The winning consortium for Jet Airways (India) Ltd has rolled out measures to restructure salaries in a bid to secure cash flows amid a protracted delay in resuming operations of the grounded carrier in its second avatar.
While a section of Jet’s total workforce comprising 230-250 employees will see their pay cut by up to 50%, some will be placed on leave without pay until further notice from 1 December, a person familiar with the matter said on the condition of anonymity.
The Kalrock-Jalan consortium, which won a bid to take over the cash-strapped carrier, said it is awaiting a formal handover of Jet Airways as per the process laid down by the National Company Law Tribunal (NCLT). However, “the longer-than-expected time for the same may result in some difficult but necessary near-term decisions to manage our cash flows to secure the future while the airline is still not in our possession,” it said in a statement.

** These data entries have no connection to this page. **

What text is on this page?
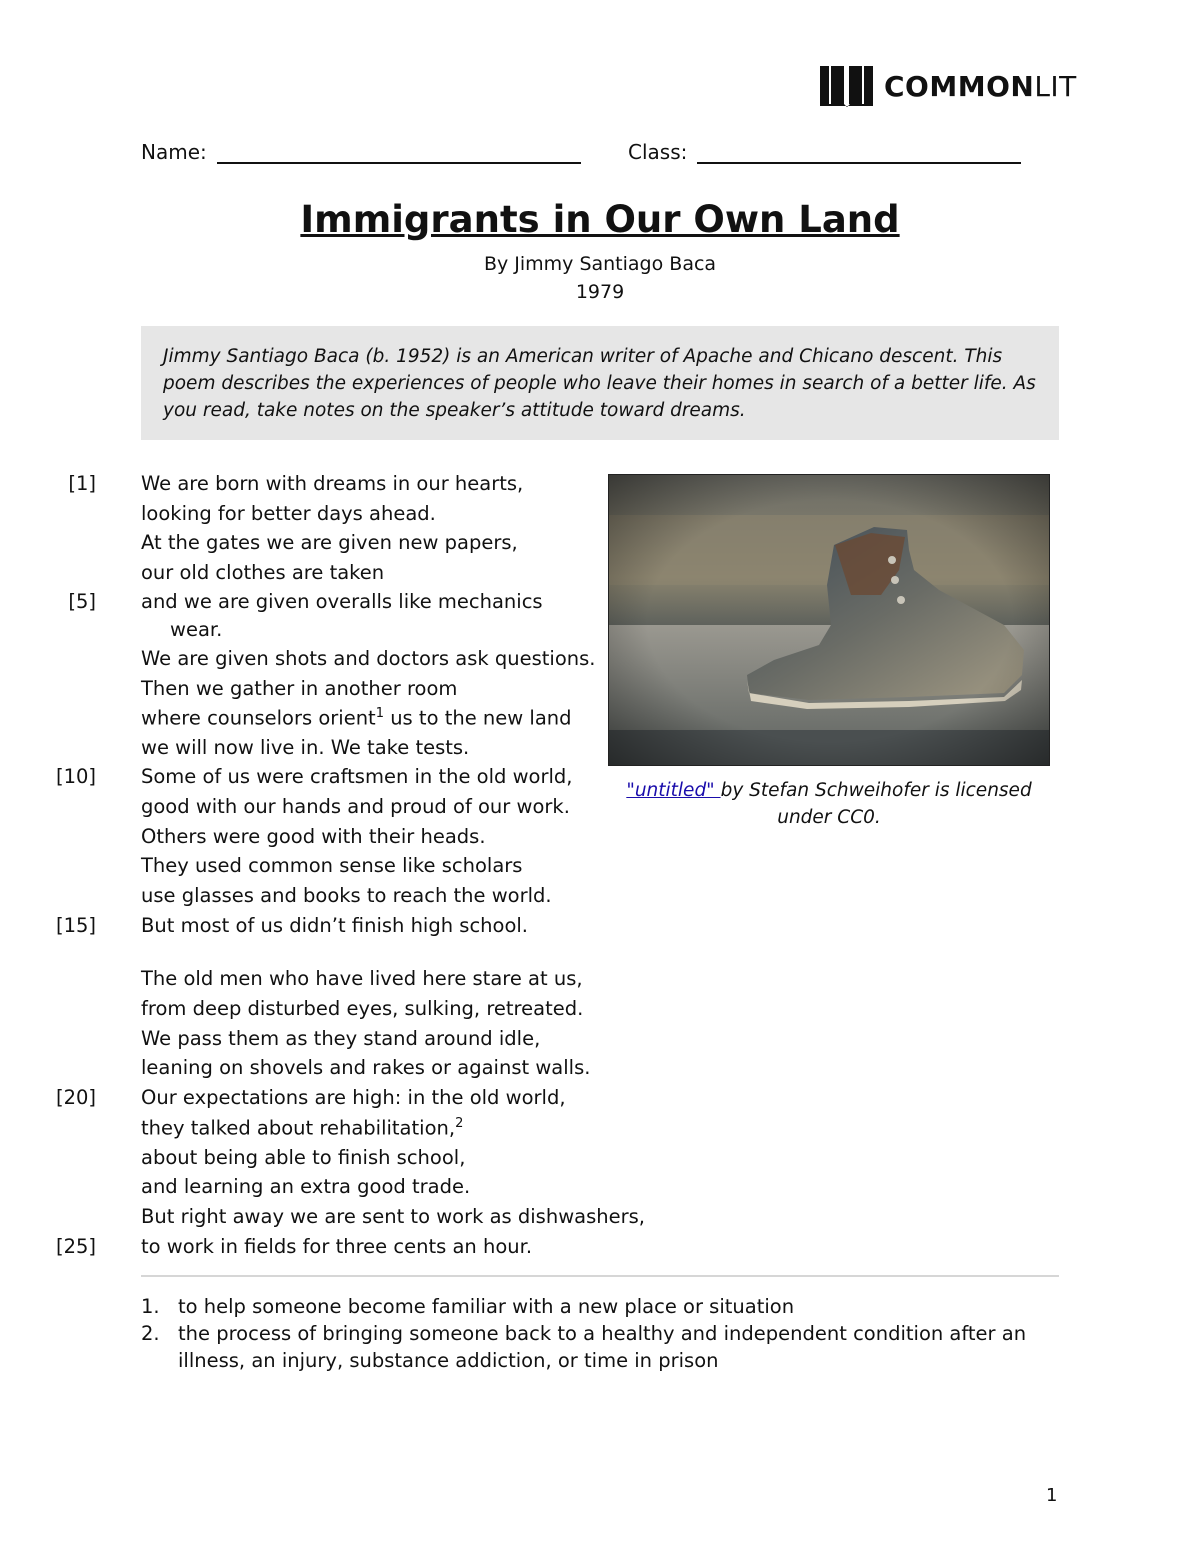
COMMONLIT
Name:	Class:
Immigrants in Our Own Land
By Jimmy Santiago Baca
1979
Jimmy Santiago Baca (b. 1952) is an American writer of Apache and Chicano descent. This poem describes the experiences of people who leave their homes in search of a better life. As you read, take notes on the speaker’s attitude toward dreams.
[1]
[5]
[10]
[15]
[20]
[25]
We are born with dreams in our hearts,
looking for better days ahead.
At the gates we are given new papers,
our old clothes are taken
and we are given overalls like mechanics
wear.
We are given shots and doctors ask questions.
Then we gather in another room
where counselors orient$^1$ us to the new land
we will now live in. We take tests.
Some of us were craftsmen in the old world,
good with our hands and proud of our work.
Others were good with their heads.
They used common sense like scholars
use glasses and books to reach the world.
But most of us didn’t finish high school.
The old men who have lived here stare at us,
from deep disturbed eyes, sulking, retreated.
We pass them as they stand around idle,
leaning on shovels and rakes or against walls.
Our expectations are high: in the old world,
they talked about rehabilitation,$^2$
about being able to finish school,
and learning an extra good trade.
But right away we are sent to work as dishwashers,
to work in fields for three cents an hour.
"untitled" by Stefan Schweihofer is licensed under CC0.
1. to help someone become familiar with a new place or situation
2. the process of bringing someone back to a healthy and independent condition after an illness, an injury, substance addiction, or time in prison
1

“For now, this will include some temporary tightening of the payroll. In terms of employees, two-thirds of staff will not be impacted at all. Of the remaining one-third, most will be on temporary pay reduction. Only a small portion of the total strength or around 10% will be on temporary leave without pay,” said Sanjiv Kapoor, chief executive for Jet Airways. Kapoor didn’t say till when the new measures will remain in force.
In June 2021, the NCLT approved the resolution plan submitted by Kalrock Capital and UAE-based businessman Murarilal Jalan for the revival of Jet Airways, which has remained grounded since April 2019.

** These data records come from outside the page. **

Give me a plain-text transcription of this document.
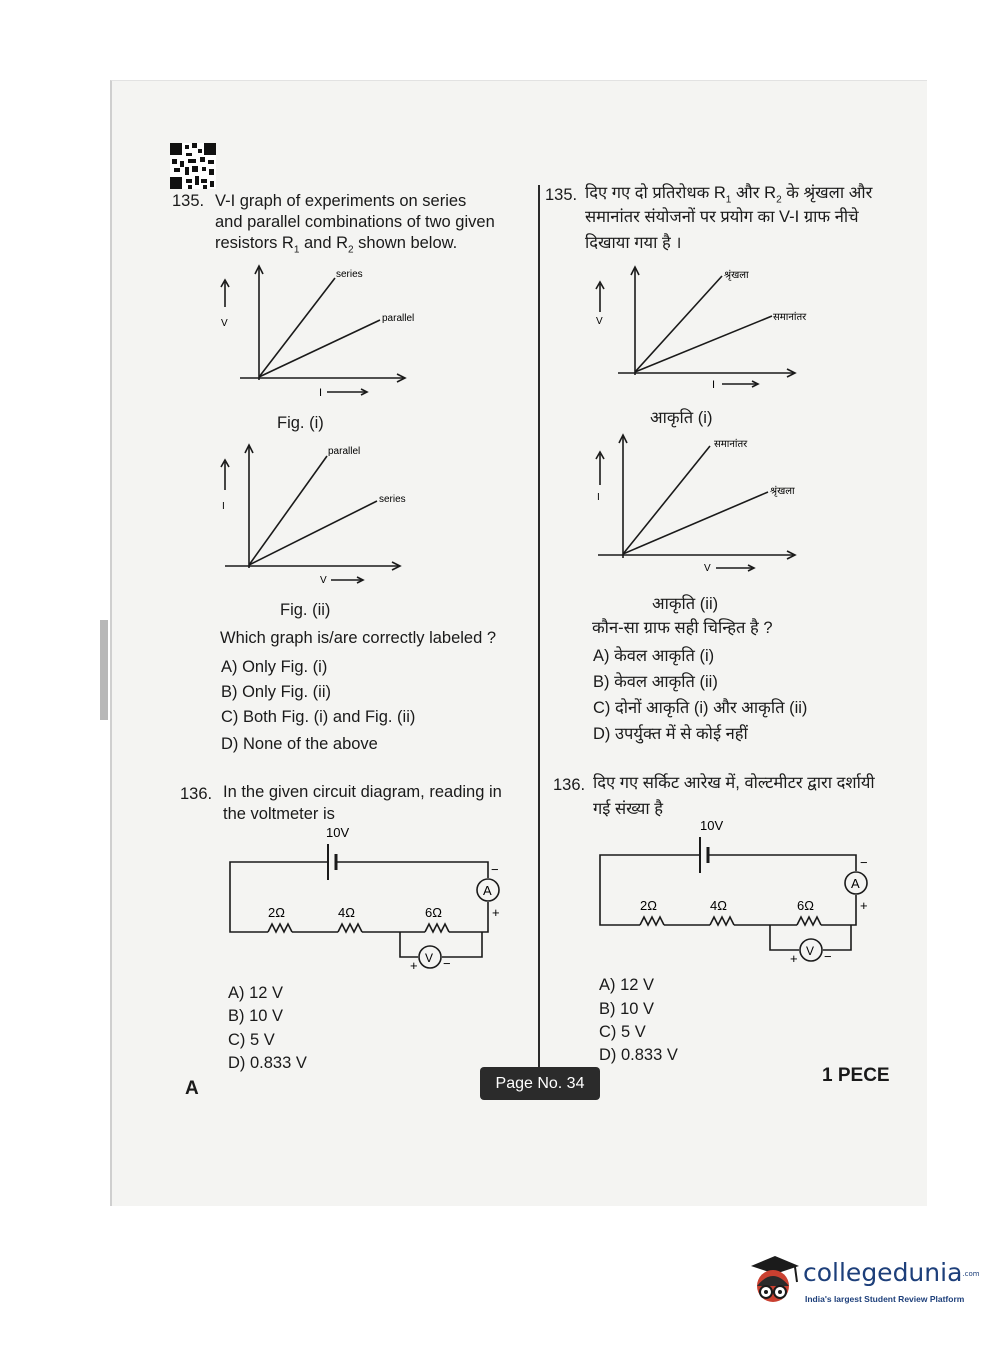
135. V-I graph of experiments on series
and parallel combinations of two given
resistors $R_1$ and $R_2$ shown below.
V
I
series
parallel
Fig. (i)
I
V
parallel
series
Fig. (ii)
Which graph is/are correctly labeled ?
A) Only Fig. (i)
B) Only Fig. (ii)
C) Both Fig. (i) and Fig. (ii)
D) None of the above
136. In the given circuit diagram, reading in
the voltmeter is
10V
2Ω	4Ω	6Ω
A
−
+
V
+ −
A) 12 V
B) 10 V
C) 5 V
D) 0.833 V
135. दिए गए दो प्रतिरोधक $R_1$ और $R_2$ के श्रृंखला और
समानांतर संयोजनों पर प्रयोग का V-I ग्राफ नीचे
दिखाया गया है ।
V
I
श्रृंखला
समानांतर
आकृति (i)
I
V
समानांतर
श्रृंखला
आकृति (ii)
कौन-सा ग्राफ सही चिन्हित है ?
A) केवल आकृति (i)
B) केवल आकृति (ii)
C) दोनों आकृति (i) और आकृति (ii)
D) उपर्युक्त में से कोई नहीं
136. दिए गए सर्किट आरेख में, वोल्टमीटर द्वारा दर्शायी
गई संख्या है
10V
2Ω	4Ω	6Ω
A
−
+
V
+ −
A) 12 V
B) 10 V
C) 5 V
D) 0.833 V
A	Page No. 34	1 PECE
collegedunia.com
India's largest Student Review Platform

With the bankruptcy court’s approval, the consortium was able to revalidate the airline’s Air Operator Certificate (AOC) on 20 May 2022, and so far, it has deposited ₹150 crore with Jet’s lenders. The consortium reiterated that it will invest further, “only after next steps of NCLT are fulfilled in terms of handover of the company.”

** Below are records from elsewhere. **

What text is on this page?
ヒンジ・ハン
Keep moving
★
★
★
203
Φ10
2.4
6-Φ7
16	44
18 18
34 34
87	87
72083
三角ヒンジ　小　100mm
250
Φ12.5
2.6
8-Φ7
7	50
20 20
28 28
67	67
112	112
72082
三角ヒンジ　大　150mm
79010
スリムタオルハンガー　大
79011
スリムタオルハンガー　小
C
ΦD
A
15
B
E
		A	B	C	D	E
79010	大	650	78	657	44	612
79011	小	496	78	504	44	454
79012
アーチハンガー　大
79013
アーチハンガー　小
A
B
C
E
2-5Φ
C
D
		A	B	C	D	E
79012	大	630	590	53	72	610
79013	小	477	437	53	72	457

As per a recent order by appellate tribunal NCLAT, the consortium has also been asked to clear pending provident fund and gratuity dues of Jet’s staff. The calculation has been to done until the date of insolvency commencement i.e. 20 June, 2019, which is expected to be about ₹250 crore. The consortium has not confirmed so far whether it will make this payment while tensions between the lenders and consortium have risen, Mint reported earlier.
The scrutiny of the consortium by the lenders has further grown after investigations and raids against Kalrock Partners promoter Florian Fritsch in Liechtenstein, Switzerland and Austria. While charges are yet to be filed in the case, the probe was done on suspicion of aggravated fraud, breach of trust and money laundering.
Once India’s largest private airline, Jet Airways suspended operations on 17 April, 2019. As of January 2018, the airline had a domestic market share of 16.6%, second-largest after IndiGo. The new owners of Jet Airways reiterated that they are committed to the airline’s revival and have not breached any term of the resolution plan.
The consortium has planned a “modern full-service business model” for Jet Airways 2.0. The airline’s current staff strength comprises as much as 60% of employees from its previous workforce.
The Kalrock-Jalan consortium has also prepared letters of intent for aircraft, engines, IT systems, ground handling services, catering, call centre, and all of the other services required to run an airline, said Kapoor.